# Logical Types and Semantic Tags

In a Woodwork DataFrame, each column has three pieces of typing information: physical types, logical types, and semantic tags. When Woodwork is initialized on a DataFrame, Woodwork will attempt to infer these types if none are supplied at init.

Defining specific logical types or semantic tags for your data is important for building a table that contains the most specific type information as is possible. As Woodwork may transform your data to match the expected format of certain logical types, using the correct logical type is also a promise that the data that is that logical type matches a defined format.

Having the correct types set is also important for downstream usage of the data. The purpose of having a type system is so that data can be confidently used for general machine learning projects in the most optimal way. For example, if Woodwork infers a categorical column as natural language, that will have an adverse impact any model built using the resulting types. 

This guide offers an in-depth walk-through of all of the logical types and semantic tags that Woodwork defines.
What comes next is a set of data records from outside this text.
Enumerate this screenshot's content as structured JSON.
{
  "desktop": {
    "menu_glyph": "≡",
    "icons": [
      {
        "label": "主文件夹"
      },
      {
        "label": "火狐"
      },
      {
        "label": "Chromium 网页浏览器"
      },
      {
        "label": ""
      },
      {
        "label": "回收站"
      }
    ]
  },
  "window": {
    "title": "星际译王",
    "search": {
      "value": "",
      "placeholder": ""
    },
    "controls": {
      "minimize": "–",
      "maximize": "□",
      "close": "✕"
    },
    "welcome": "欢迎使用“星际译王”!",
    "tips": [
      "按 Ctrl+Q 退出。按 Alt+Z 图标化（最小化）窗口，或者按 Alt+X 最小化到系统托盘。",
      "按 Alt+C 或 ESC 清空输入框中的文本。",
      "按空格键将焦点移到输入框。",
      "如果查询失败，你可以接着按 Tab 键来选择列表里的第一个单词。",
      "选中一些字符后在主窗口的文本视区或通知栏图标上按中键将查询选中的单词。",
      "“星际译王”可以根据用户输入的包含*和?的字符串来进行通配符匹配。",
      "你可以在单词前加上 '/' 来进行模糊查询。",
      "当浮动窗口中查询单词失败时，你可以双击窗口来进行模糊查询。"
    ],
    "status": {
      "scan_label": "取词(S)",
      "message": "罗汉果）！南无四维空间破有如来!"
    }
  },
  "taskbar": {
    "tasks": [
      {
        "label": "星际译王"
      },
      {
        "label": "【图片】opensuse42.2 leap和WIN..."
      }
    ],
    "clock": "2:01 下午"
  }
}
As a reminder, here are quick definitions of Woodwork's types:

- Physical Type: defines how the data is stored on disk or in memory.
- Logical Type: defines how the data should be parsed or interpreted.
- Semantic Tag(s): provides additional data about the meaning of the data or how it should be used.

For an in-depth guide on how to set and manipulate these types, see the [understanding types and tags guide](https://woodwork.alteryx.com/en/stable/guides/understanding_types_and_tags.html).

For information on how to customize Woodwork's type system, see the [custom types and inference guide](https://woodwork.alteryx.com/en/stable/guides/custom_types_and_type_inference.html).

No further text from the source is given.